Let’s break it down.
Squat Depth and Strength Development
When it comes to using squats to get stronger, the first thing to recognize is that squatting to various depths will change the magnitude of stress experienced by the different muscles in your legs.
For example, in most people, squatting ATG puts especially high tensions on the vastus medialis (part of the quadriceps complex). So if you’re a bodybuilder looking to develop that “teardrop” appearance just above the knee, ATG squats are a useful tool.
And looking at this question more generally, all else being equal (which is rarely the case), the deeper you squat, the greater the stress to all the muscles involved: glutes, quads, hams, adductors, and so on.
Now here’s a counter-intuitive but common exception to that general rule. During a recent conversation with T Nation contributor Christian Thibaudeau, I mentioned how I feel my quads much more during partial squats as opposed to deeper squats.

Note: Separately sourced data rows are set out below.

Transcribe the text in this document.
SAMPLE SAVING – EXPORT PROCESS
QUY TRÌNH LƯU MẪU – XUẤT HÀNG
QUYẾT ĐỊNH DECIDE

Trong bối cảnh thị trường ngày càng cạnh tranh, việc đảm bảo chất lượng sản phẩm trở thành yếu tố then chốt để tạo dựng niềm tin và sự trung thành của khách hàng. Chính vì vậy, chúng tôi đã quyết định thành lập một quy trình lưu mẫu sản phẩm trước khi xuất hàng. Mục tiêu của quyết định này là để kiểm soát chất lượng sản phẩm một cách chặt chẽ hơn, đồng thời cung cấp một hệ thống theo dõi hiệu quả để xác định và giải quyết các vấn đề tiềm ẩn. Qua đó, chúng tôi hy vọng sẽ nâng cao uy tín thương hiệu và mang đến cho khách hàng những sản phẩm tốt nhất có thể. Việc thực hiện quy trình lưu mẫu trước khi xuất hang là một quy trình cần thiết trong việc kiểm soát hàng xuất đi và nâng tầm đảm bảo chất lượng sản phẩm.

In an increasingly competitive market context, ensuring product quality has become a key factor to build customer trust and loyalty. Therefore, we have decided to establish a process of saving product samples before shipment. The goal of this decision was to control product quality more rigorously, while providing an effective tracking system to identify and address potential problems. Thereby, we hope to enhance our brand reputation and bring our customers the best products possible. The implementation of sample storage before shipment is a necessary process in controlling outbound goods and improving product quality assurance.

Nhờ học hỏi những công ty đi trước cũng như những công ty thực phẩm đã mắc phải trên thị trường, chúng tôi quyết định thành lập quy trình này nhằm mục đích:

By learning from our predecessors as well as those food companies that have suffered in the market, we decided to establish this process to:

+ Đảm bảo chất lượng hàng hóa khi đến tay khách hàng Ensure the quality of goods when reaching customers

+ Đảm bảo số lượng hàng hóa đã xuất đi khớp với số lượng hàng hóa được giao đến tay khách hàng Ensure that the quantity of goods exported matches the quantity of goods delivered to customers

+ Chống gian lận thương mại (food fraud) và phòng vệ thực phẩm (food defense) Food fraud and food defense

He told me that from his experience, tighter people, as a rule, are able to exploit the stretch-shortening cycle much more effectively than people who aren’t so tight.
Think of it this way: If you’ve got fairly tight hamstrings and glutes, when you squat deeply enough to stretch those muscles taut, you’ll be able to use the elastic rebound to propel yourself out of the hole without needing much contribution from the quads.
If, one the other hand, you squatted to a higher bottom position, your glutes and hams wouldn’t be placed in a significant stretch and the quads would be pretty much the only muscle remaining to tackle the job.
In other words, there are in fact cases where partial squats are more effective than ATG for specific strength-development purposes.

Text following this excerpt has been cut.